KKK Leader David Duke's Home is Raided by Federal Agents
Cain Burdeau / AP 17nov00
MANDEVILLE, La. - Federal agents raided the home of former Ku Klux Klan leader David Duke yesterday, carting off boxes of documents and a rifle during a search that lasted more than seven hours.
FBI agent Sheila Thorne declined to disclose the nature of the investigation.
Roy Armstrong, who identified himself as Duke's bodyguard and a caretaker at the house, said agents told him they were looking into whether Duke was illegally using money raised for his new white-rights organization for his personal use.
''It's a fishing expedition,'' Armstrong said.
Duke's associates said that the 50-year-old former KKK leader and onetime state legislator was in Russia promoting a new book and that they had not been able to reach him.
His new organization is the National Organization for European American Rights, or NOFEAR. He began it in January, declaring that whites in the United States face ''massive discrimination'' at the hands of minorities.
Agents from the FBI, Internal Revenue Service, and the Postal Inspection Service took part in the search of Duke's home in a suburb of New Orleans. Agents carried out about a dozen boxes.
Armstrong showed reporters a copy of the search warrant, which sought a variety of financial and personal records, including gambling and travel records and direct mailings.
As for the rifle, Armstrong said agents told him they believed it was stolen. Armstrong said that he had never seen the gun before and that he did not know whether it belonged to Duke.
Duke appeared before a federal grand jury in New Orleans in 1999 as news broke that Governor Mike Foster had paid him more than $150,000 for a list of his supporters, supposedly for use during the 1995 governor's race. Duke had considered entering that race but ultimately stayed out of it.

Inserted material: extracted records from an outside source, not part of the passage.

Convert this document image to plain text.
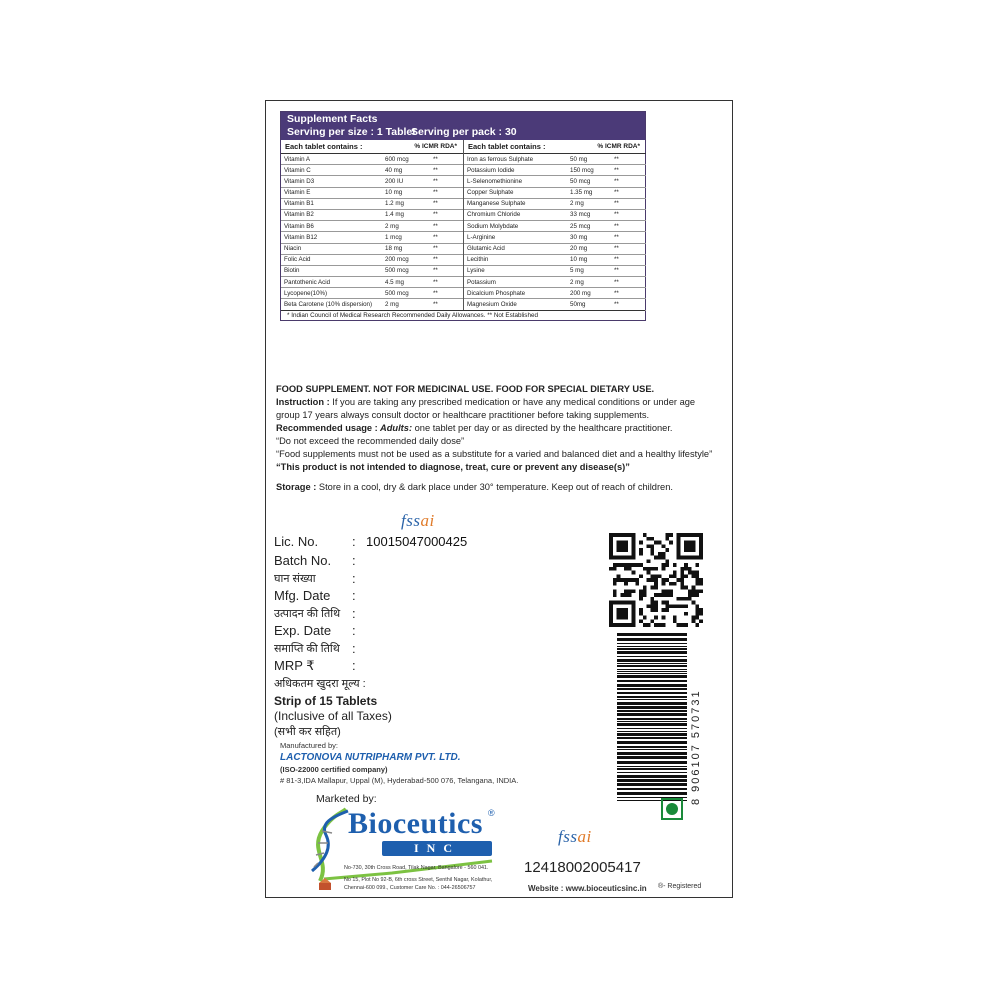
Supplement Facts
Serving per size : 1 Tablet
Serving per pack : 30
Each tablet contains :	% ICMR RDA*
Vitamin A	600 mcg	**
Vitamin C	40 mg	**
Vitamin D3	200 IU	**
Vitamin E	10 mg	**
Vitamin B1	1.2 mg	**
Vitamin B2	1.4 mg	**
Vitamin B6	2 mg	**
Vitamin B12	1 mcg	**
Niacin	18 mg	**
Folic Acid	200 mcg	**
Biotin	500 mcg	**
Pantothenic Acid	4.5 mg	**
Lycopene(10%)	500 mcg	**
Beta Carotene (10% dispersion) 2 mg	**
Each tablet contains :	% ICMR RDA*
Iron as ferrous Sulphate	50 mg	**
Potassium Iodide	150 mcg	**
L-Selenomethionine	50 mcg	**
Copper Sulphate	1.35 mg	**
Manganese Sulphate	2 mg	**
Chromium Chloride	33 mcg	**
Sodium Molybdate	25 mcg	**
L-Arginine	30 mg	**
Glutamic Acid	20 mg	**
Lecithin	10 mg	**
Lysine	5 mg	**
Potassium	2 mg	**
Dicalcium Phosphate	200 mg	**
Magnesium Oxide	50mg	**
* Indian Council of Medical Research Recommended Daily Allowances. ** Not Established
FOOD SUPPLEMENT. NOT FOR MEDICINAL USE. FOOD FOR SPECIAL DIETARY USE.
Instruction : If you are taking any prescribed medication or have any medical conditions or under age
group 17 years always consult doctor or healthcare practitioner before taking supplements.
Recommended usage : Adults: one tablet per day or as directed by the healthcare practitioner.
“Do not exceed the recommended daily dose”
“Food supplements must not be used as a substitute for a varied and balanced diet and a healthy lifestyle”
“This product is not intended to diagnose, treat, cure or prevent any disease(s)”
Storage : Store in a cool, dry & dark place under 30° temperature. Keep out of reach of children.
fssai
Lic. No.	: 10015047000425
Batch No. :
घान संख्या	:
Mfg. Date :
उत्पादन की तिथि :
Exp. Date :
समाप्ति की तिथि :
MRP ₹	:
अधिकतम खुदरा मूल्य :
Strip of 15 Tablets
(Inclusive of all Taxes)
(सभी कर सहित)
Manufactured by:
LACTONOVA NUTRIPHARM PVT. LTD.
(ISO-22000 certified company)
# 81-3,IDA Mallapur, Uppal (M), Hyderabad-500 076, Telangana, INDIA.	8 906107 570731
Marketed by:
Bioceutics ®
INC
No-730, 30th Cross Road, Tilak Nagar, Bangalore - 560 041.
No 15, Plot No 92-B, 6th cross Street, Senthil Nagar, Kolathur,
Chennai-600 099., Customer Care No. : 044-26506757
fssai
12418002005417
Website : www.bioceuticsinc.in ®- Registered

The grand jury reportedly was seeking information on whether Duke paid taxes on the money.
It was not known if the raid on Duke's home had anything to do with that matter.
Foster ''hasn't spoken to the FBI,'' said the governor's spokeswoman, Marsanne Golsby. ''He doesn't know anything about it.''
Foster, a Republican, paid a $20,000 fine to the state Board of Ethics in connection with the list of supporters.
Duke spent years on the political fringe, first as a Klan leader with neo-Nazi sympathies, then as founder of the National Association for the Advancement of White People, which decried integration.
He was elected to the state House in 1989 as a Republican and ran unsuccessfully for the US Senate in 1990, polling 44 percent of the vote against Democratic Senator J. Bennett Johnston.